Presenting her findings yesterday, Ms O’Loan said police should have made more strenuous efforts to establish a clear picture of the level of risk to Ms Nelson.
Ms Nelson, 40, was killed when a booby trap bomb exploded under the family’s BMW car outside her home in Lurgan, Co Armagh.
The Red Hand Defenders, a cover name for the Ulster Defence Association and Loyalist Volunteer Force, later claimed responsibility for the attack.
She was a human rights lawyer who represented hundreds of Catholics and nationalists, including the Garvaghy Road residents involved in Portadown’s Drumcree marching dispute which was at its height when the threats were issued.
With fears for her safety stretching back years before she was murdered, 20 incidents of concern had been outlined between October 1996 and September 1998.
These included seven separate death threats, two of which were allegedly made by RUC officers, and the receipt of a bullet through the post.
In its complaint that former chief constable Sir Ronnie Flanagan and other officers failed to properly investigate the threats, the Committee on the Administration of Justice referred to a leaflet circulated in Portadown in 1998, dangerously abusing the solicitor and giving out her address and telephone number.
An anonymous letter received by Ms Nelson in June 1998, warning “We have you in our sights... RIP”, was also raised.
In her assessment, Ms O’Loan said she believes the RUC did not deal with either the letter or the leaflet properly.
Ms Nelson’s brother admitted he was stunned by the report’s findings.
DUP MP and Policing Board representative Jeffrey Donaldson launched a scathing attack on Ms O’Loan, accusing her of political bias.
Sinn Féin Policing Board member Daithi McKay focused on the police failings uncovered by the ombudsman.
Urging the Government to lift all restrictions on the public inquiry, he said: “There is a widely held belief that British state agents were directly involved in Rosemary Nelson’s murder.”
ROSEMARY NELSON came to prominence as a legal representative for many high-profile names from the nationalist and republican communities.

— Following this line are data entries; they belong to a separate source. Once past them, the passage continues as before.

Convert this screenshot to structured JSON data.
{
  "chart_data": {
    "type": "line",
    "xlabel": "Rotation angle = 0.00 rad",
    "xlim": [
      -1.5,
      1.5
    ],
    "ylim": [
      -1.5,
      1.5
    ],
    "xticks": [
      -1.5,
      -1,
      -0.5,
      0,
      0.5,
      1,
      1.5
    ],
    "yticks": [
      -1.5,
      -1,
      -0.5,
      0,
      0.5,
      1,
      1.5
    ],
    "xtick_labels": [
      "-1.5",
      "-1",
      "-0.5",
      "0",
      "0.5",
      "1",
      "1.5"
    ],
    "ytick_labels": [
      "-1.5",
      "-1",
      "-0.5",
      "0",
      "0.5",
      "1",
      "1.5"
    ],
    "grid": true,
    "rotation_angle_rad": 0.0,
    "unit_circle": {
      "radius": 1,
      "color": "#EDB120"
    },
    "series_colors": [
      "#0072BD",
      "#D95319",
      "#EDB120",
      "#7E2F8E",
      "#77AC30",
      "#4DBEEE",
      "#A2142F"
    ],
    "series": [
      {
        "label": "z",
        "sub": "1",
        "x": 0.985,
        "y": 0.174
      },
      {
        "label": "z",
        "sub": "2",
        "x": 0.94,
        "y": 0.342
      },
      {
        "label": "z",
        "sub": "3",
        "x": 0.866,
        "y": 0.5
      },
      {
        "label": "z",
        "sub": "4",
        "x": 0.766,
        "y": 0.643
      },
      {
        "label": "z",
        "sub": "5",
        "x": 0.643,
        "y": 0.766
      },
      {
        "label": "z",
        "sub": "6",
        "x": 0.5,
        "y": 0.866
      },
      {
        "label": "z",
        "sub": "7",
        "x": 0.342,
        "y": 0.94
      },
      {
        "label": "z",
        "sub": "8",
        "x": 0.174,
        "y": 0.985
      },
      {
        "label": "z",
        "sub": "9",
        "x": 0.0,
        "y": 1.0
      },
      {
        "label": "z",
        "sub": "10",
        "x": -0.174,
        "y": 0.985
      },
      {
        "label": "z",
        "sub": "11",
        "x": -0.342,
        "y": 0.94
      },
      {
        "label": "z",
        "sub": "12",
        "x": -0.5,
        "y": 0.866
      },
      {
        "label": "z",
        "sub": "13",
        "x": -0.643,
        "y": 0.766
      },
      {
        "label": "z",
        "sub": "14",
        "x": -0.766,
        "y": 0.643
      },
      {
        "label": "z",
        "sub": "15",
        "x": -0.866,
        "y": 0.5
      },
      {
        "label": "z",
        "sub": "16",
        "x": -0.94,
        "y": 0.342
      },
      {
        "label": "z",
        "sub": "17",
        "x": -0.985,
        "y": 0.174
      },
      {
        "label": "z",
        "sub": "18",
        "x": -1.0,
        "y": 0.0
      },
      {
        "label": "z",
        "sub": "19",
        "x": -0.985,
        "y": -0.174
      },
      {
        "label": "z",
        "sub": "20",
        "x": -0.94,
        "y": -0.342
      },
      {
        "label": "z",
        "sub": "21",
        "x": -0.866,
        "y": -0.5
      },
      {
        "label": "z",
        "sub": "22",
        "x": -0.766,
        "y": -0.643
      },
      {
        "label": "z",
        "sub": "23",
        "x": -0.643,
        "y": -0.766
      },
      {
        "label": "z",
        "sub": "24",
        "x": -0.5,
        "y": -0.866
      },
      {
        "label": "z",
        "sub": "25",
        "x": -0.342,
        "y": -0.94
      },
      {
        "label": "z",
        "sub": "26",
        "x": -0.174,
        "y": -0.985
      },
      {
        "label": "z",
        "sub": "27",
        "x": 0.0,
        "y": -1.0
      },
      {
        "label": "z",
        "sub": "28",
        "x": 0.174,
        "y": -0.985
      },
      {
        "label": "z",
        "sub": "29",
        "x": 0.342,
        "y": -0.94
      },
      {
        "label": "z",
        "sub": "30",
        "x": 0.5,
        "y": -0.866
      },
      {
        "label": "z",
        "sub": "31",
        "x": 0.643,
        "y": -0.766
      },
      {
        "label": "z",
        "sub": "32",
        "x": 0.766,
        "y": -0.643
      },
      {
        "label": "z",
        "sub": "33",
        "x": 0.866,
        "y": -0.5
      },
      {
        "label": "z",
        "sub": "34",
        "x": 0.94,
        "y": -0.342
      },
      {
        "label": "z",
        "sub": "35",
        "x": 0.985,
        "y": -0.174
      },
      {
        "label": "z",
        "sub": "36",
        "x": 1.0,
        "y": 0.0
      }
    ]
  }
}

Ms Nelson lived and worked in Lurgan, CoArmagh, dealing largely with routine legal cases which passed through the office she ran.
However, three prominent cases ensured that she was not just an ordinary provincial solicitor: providing legal advice for the Catholic residents of Portadown, objecting to the Drumcree parade; defending Lurgan republican Colin Duffy; representing Robert Hamill’s family.
Only weeks before her death, Ms Nelson had helped to lead demands for an inquiry into alleged collusion between security forces and Protestant paramilitaries which led to killing of nationalist lawyer Pat Finucane.
Days before her murder, she was preparing 200 nationalist compensation claims against the RUC over Drumcree.